As one of the most widely used animal models for human disease research, pigs play a critical role in elucidating disease pathogenesis. However, the genetic characteristics of experimental pig breeds remain underexplored. This study employed whole-genome resequencing to investigate three representative Chinese indigenous pig breeds and two commercial European breeds. Our analysis revealed that indigenous breeds harbor 16.3 million genetic variants (88.3% SNPs), with higher nucleotide diversity compared to commercial breeds. Selective sweep analysis using Fst and π identified key genes under strong selection, including immune regulators (BTK, IL2RG, RASGRP1), metabolic gene MED12, and neuro-associated SDR16C5, with five genes exhibiting significant allele frequency divergence between populations (P < 0.05).
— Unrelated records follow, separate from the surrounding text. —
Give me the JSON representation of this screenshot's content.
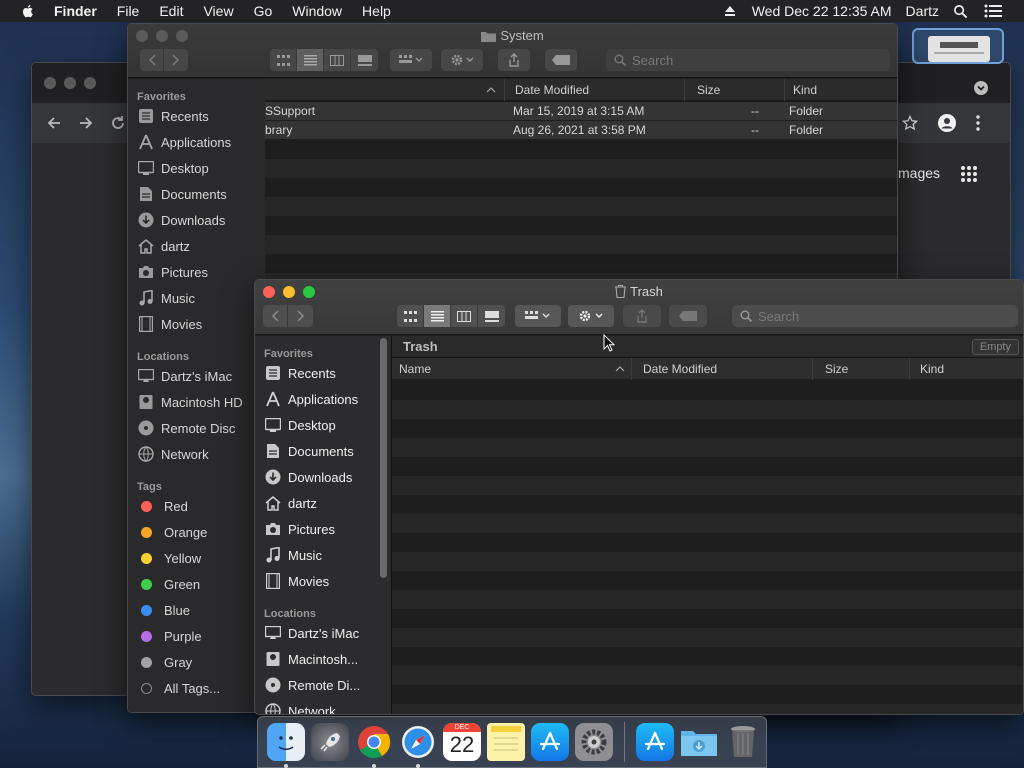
{
  "menubar": {
    "app_name": "Finder",
    "menus": [
      "File",
      "Edit",
      "View",
      "Go",
      "Window",
      "Help"
    ],
    "clock": "Wed Dec 22  12:35 AM",
    "user": "Dartz"
  },
  "bg_browser": {
    "images_link": "mages"
  },
  "system_window": {
    "title": "System",
    "search_placeholder": "Search",
    "columns": {
      "date": "Date Modified",
      "size": "Size",
      "kind": "Kind"
    },
    "rows": [
      {
        "name": "SSupport",
        "date": "Mar 15, 2019 at 3:15 AM",
        "size": "--",
        "kind": "Folder"
      },
      {
        "name": "brary",
        "date": "Aug 26, 2021 at 3:58 PM",
        "size": "--",
        "kind": "Folder"
      }
    ],
    "sidebar": {
      "favorites_header": "Favorites",
      "favorites": [
        "Recents",
        "Applications",
        "Desktop",
        "Documents",
        "Downloads",
        "dartz",
        "Pictures",
        "Music",
        "Movies"
      ],
      "locations_header": "Locations",
      "locations": [
        "Dartz's iMac",
        "Macintosh HD",
        "Remote Disc",
        "Network"
      ],
      "tags_header": "Tags",
      "tags": [
        {
          "label": "Red",
          "color": "#fe5f57"
        },
        {
          "label": "Orange",
          "color": "#f5a623"
        },
        {
          "label": "Yellow",
          "color": "#f8d12f"
        },
        {
          "label": "Green",
          "color": "#3ecf4e"
        },
        {
          "label": "Blue",
          "color": "#3b8ef0"
        },
        {
          "label": "Purple",
          "color": "#b56ee6"
        },
        {
          "label": "Gray",
          "color": "#a3a3a3"
        }
      ],
      "all_tags": "All Tags..."
    }
  },
  "trash_window": {
    "title": "Trash",
    "search_placeholder": "Search",
    "path_label": "Trash",
    "empty_button": "Empty",
    "columns": {
      "name": "Name",
      "date": "Date Modified",
      "size": "Size",
      "kind": "Kind"
    },
    "sidebar": {
      "favorites_header": "Favorites",
      "favorites": [
        "Recents",
        "Applications",
        "Desktop",
        "Documents",
        "Downloads",
        "dartz",
        "Pictures",
        "Music",
        "Movies"
      ],
      "locations_header": "Locations",
      "locations": [
        "Dartz's iMac",
        "Macintosh...",
        "Remote Di...",
        "Network"
      ]
    }
  },
  "dock": {
    "calendar_month": "DEC",
    "calendar_day": "22"
  }
}
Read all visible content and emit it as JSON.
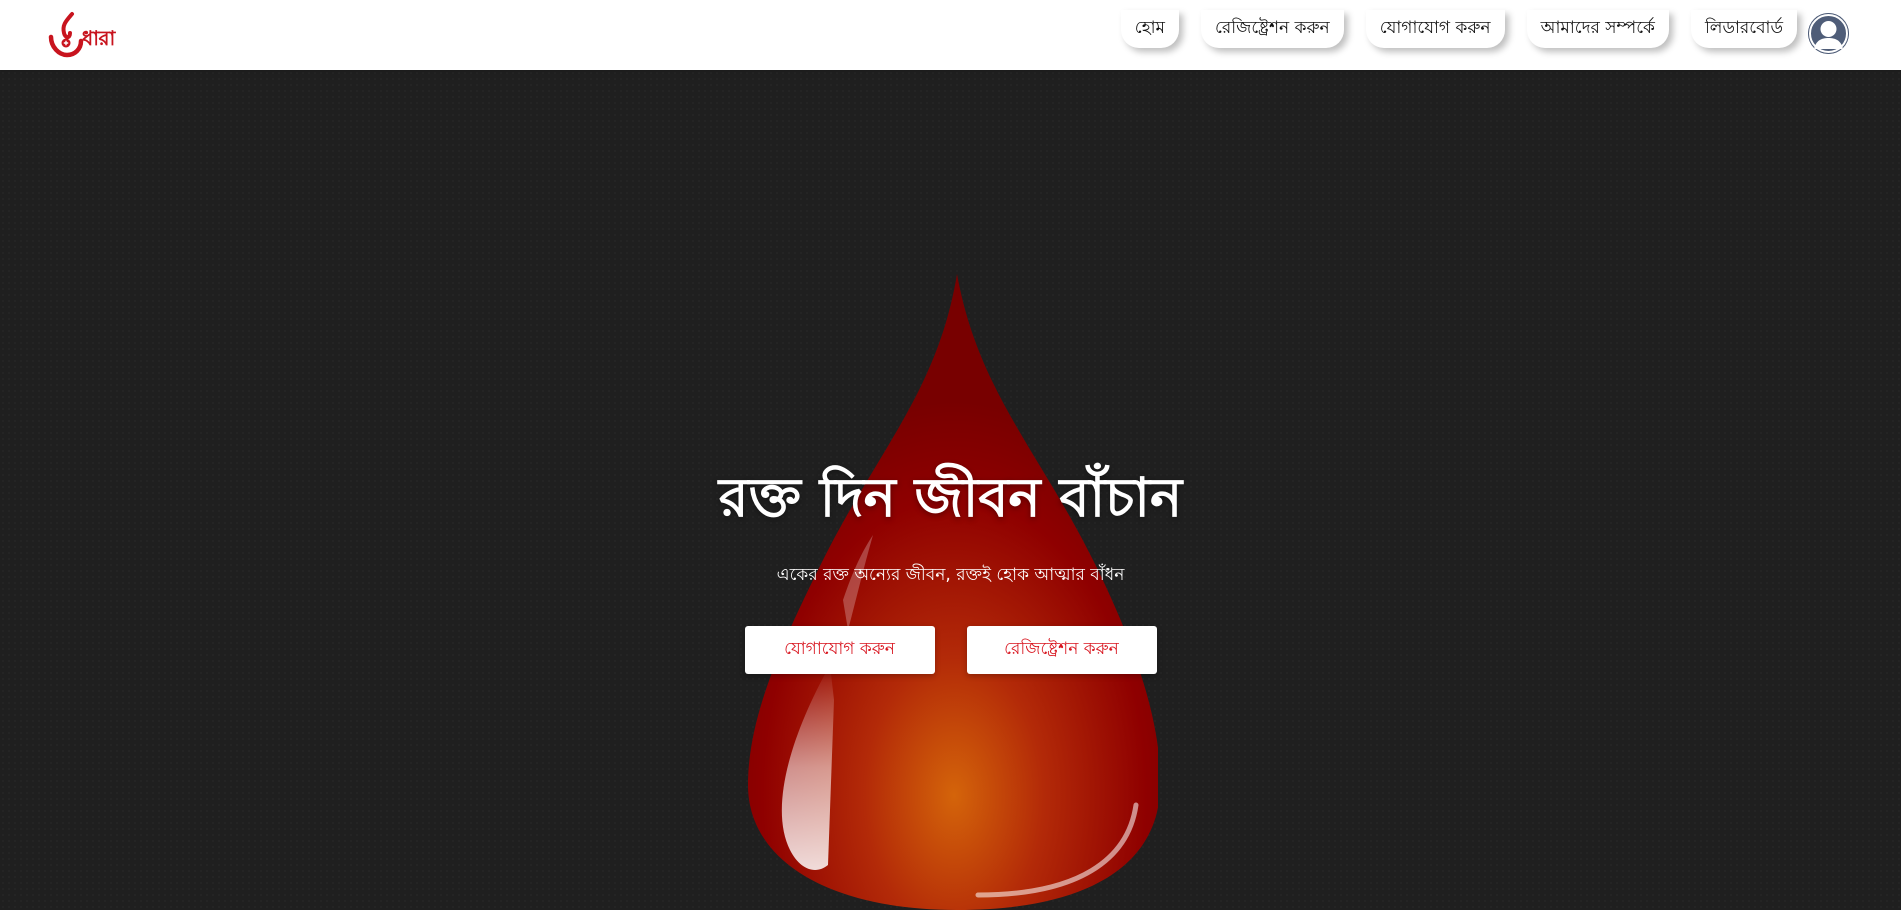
{
  "header": {
    "logo_text": "ধারা",
    "nav": [
      {
        "label": "হোম"
      },
      {
        "label": "রেজিষ্ট্রেশন করুন"
      },
      {
        "label": "যোগাযোগ করুন"
      },
      {
        "label": "আমাদের সম্পর্কে"
      },
      {
        "label": "লিডারবোর্ড"
      }
    ],
    "avatar_icon": "user-avatar-icon"
  },
  "hero": {
    "title": "রক্ত দিন জীবন বাঁচান",
    "subtitle": "একের রক্ত অন্যের জীবন, রক্তই হোক আত্মার বাঁধন",
    "buttons": {
      "contact": "যোগাযোগ করুন",
      "register": "রেজিষ্ট্রেশন করুন"
    }
  },
  "colors": {
    "brand_red": "#c8141e",
    "hero_background": "#1f1f1f",
    "drop_red": "#8f0000",
    "drop_orange": "#d4640a",
    "avatar_bg": "#4f5d78"
  }
}
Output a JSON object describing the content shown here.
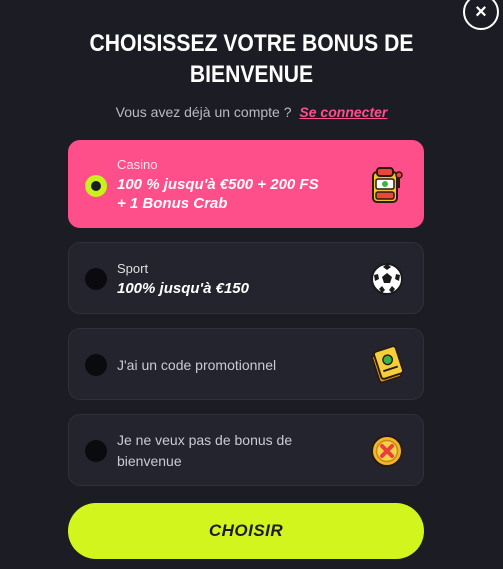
{
  "modal": {
    "close_label": "×",
    "title_line1": "CHOISISSEZ VOTRE BONUS DE",
    "title_line2": "BIENVENUE",
    "login_prompt": "Vous avez déjà un compte ?",
    "login_link": "Se connecter"
  },
  "options": [
    {
      "category": "Casino",
      "line1": "100 % jusqu'à €500 + 200 FS",
      "line2": "+ 1 Bonus Crab",
      "icon": "slot-machine-icon",
      "selected": true
    },
    {
      "category": "Sport",
      "line1": "100% jusqu'à €150",
      "icon": "football-icon",
      "selected": false
    },
    {
      "label": "J'ai un code promotionnel",
      "icon": "promo-ticket-icon",
      "selected": false
    },
    {
      "label_line1": "Je ne veux pas de bonus de",
      "label_line2": "bienvenue",
      "icon": "no-bonus-coin-icon",
      "selected": false
    }
  ],
  "cta": {
    "label": "CHOISIR"
  },
  "colors": {
    "background": "#1c1d24",
    "selected_card": "#ff4f8b",
    "accent_lime": "#d2f51e",
    "link": "#ff4f8b"
  }
}
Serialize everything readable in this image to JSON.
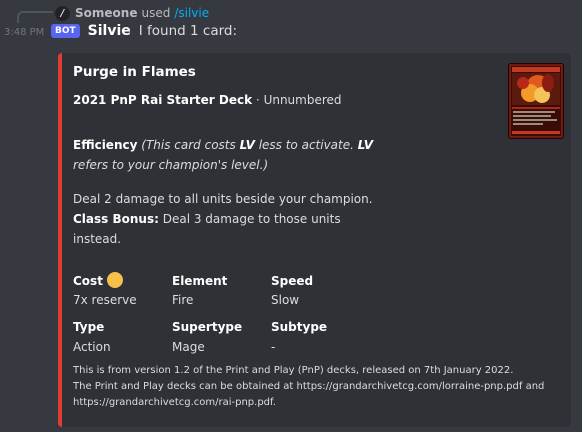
{
  "reply": {
    "avatar_glyph": "/",
    "user": "Someone",
    "text": "used",
    "command": "/silvie"
  },
  "message": {
    "timestamp": "3:48 PM",
    "bot_tag": "BOT",
    "author": "Silvie",
    "text": "I found 1 card:"
  },
  "embed": {
    "accent_color": "#e03c31",
    "title": "Purge in Flames",
    "deck": "2021 PnP Rai Starter Deck",
    "separator": "·",
    "number": "Unnumbered",
    "effect_keyword": "Efficiency",
    "effect_reminder_1": "(This card costs",
    "effect_lv_1": "LV",
    "effect_reminder_2": "less to activate.",
    "effect_lv_2": "LV",
    "effect_reminder_3": "refers to your champion's level.)",
    "effect_line_2": "Deal 2 damage to all units beside your champion.",
    "class_bonus_label": "Class Bonus:",
    "class_bonus_text_1": "Deal 3 damage to those units",
    "class_bonus_text_2": "instead.",
    "fields": [
      {
        "name": "Cost",
        "value": "7x reserve",
        "icon": "reserve-coin-icon"
      },
      {
        "name": "Element",
        "value": "Fire"
      },
      {
        "name": "Speed",
        "value": "Slow"
      },
      {
        "name": "Type",
        "value": "Action"
      },
      {
        "name": "Supertype",
        "value": "Mage"
      },
      {
        "name": "Subtype",
        "value": "-"
      }
    ],
    "footer_1": "This is from version 1.2 of the Print and Play (PnP) decks, released on 7th January 2022.",
    "footer_2": "The Print and Play decks can be obtained at https://grandarchivetcg.com/lorraine-pnp.pdf and",
    "footer_3": "https://grandarchivetcg.com/rai-pnp.pdf.",
    "card_thumbnail": "card-art-thumbnail"
  }
}
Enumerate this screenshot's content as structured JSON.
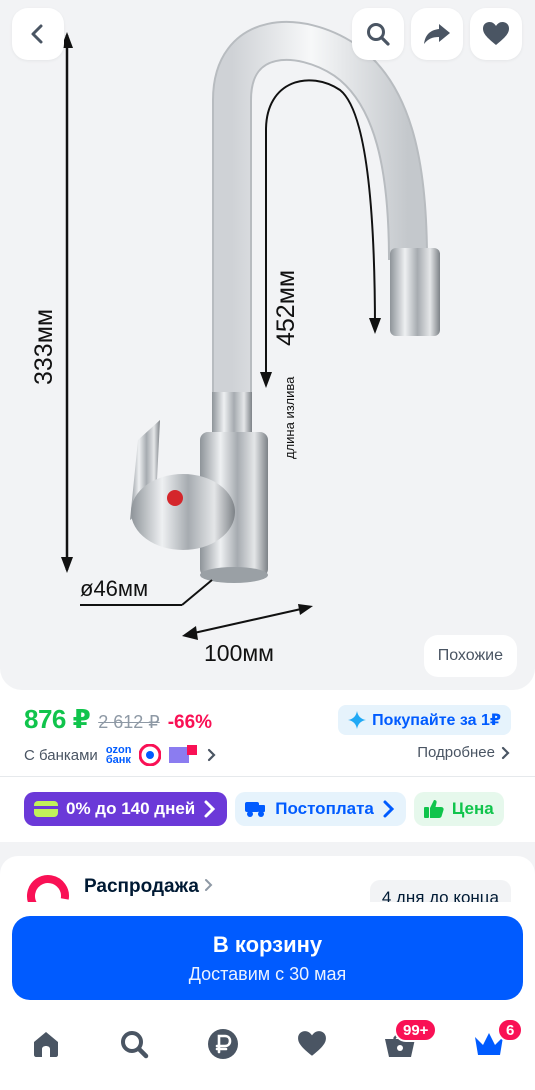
{
  "gallery": {
    "dimensions": {
      "height": "333мм",
      "spout": "452мм",
      "spout_caption": "длина излива",
      "diameter": "ø46мм",
      "width": "100мм"
    },
    "similar_label": "Похожие"
  },
  "pricing": {
    "price": "876 ₽",
    "old_price": "2 612 ₽",
    "discount": "-66%",
    "promo_label": "Покупайте за 1₽",
    "banks_label": "С банками",
    "ozon_bank_line1": "ozon",
    "ozon_bank_line2": "банк",
    "more_label": "Подробнее"
  },
  "chips": [
    {
      "label": "0% до 140 дней"
    },
    {
      "label": "Постоплата"
    },
    {
      "label": "Цена"
    }
  ],
  "sale": {
    "title": "Распродажа",
    "badge": "4 дня до конца"
  },
  "cart_button": {
    "title": "В корзину",
    "subtitle": "Доставим с 30 мая"
  },
  "tabbar": {
    "cart_badge": "99+",
    "profile_badge": "6"
  },
  "colors": {
    "accent": "#005bff",
    "price_green": "#10c44c",
    "discount_red": "#f91155",
    "installment_purple": "#6b39d8"
  }
}
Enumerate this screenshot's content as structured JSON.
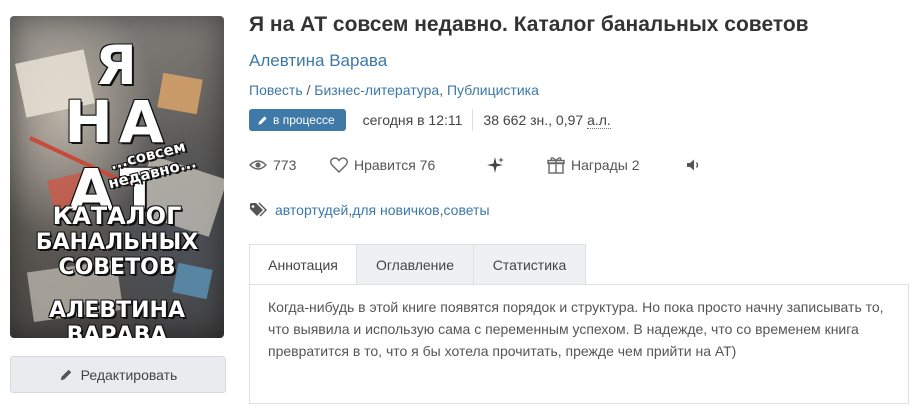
{
  "cover": {
    "line1": "Я",
    "line2": "НА АТ",
    "line3": "...совсем недавно...",
    "line4": "КАТАЛОГ",
    "line5": "БАНАЛЬНЫХ СОВЕТОВ",
    "author": "АЛЕВТИНА ВАРАВА"
  },
  "edit_label": "Редактировать",
  "book": {
    "title": "Я на АТ совсем недавно. Каталог банальных советов",
    "author": "Алевтина Варава",
    "genre_1": "Повесть",
    "genre_sep": " / ",
    "genre_2": "Бизнес-литература",
    "genre_comma": ", ",
    "genre_3": "Публицистика",
    "status": "в процессе",
    "updated": "сегодня в 12:11",
    "size_chars": "38 662 зн., 0,97 ",
    "size_unit": "а.л."
  },
  "stats": {
    "views": "773",
    "likes_label": "Нравится",
    "likes": "76",
    "awards_label": "Награды",
    "awards": "2"
  },
  "tags": [
    "автортудей",
    "для новичков",
    "советы"
  ],
  "tags_sep": ", ",
  "tabs": [
    "Аннотация",
    "Оглавление",
    "Статистика"
  ],
  "annotation": "Когда-нибудь в этой книге появятся порядок и структура. Но пока просто начну записывать то, что выявила и использую сама с переменным успехом. В надежде, что со временем книга превратится в то, что я бы хотела прочитать, прежде чем прийти на АТ)",
  "colors": {
    "link": "#3d78a8",
    "badge": "#3e79a8"
  }
}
Notably, two signature selective regions on chromosome 6 (181,025-182,387 bp and 144,185,871-144,313,689 bp) were identified, containing fixed missense mutations in coat color gene MC1R (p.T305C/p.G283A) and vision-related gene RPE65 (p.G1503A), indicating strong artificial selection for phenotypic traits. This work systematically characterizes the high genetic diversity of Chinese indigenous pigs and their genomic advantages as disease models, providing critical insights for developing precision biomedical animal models.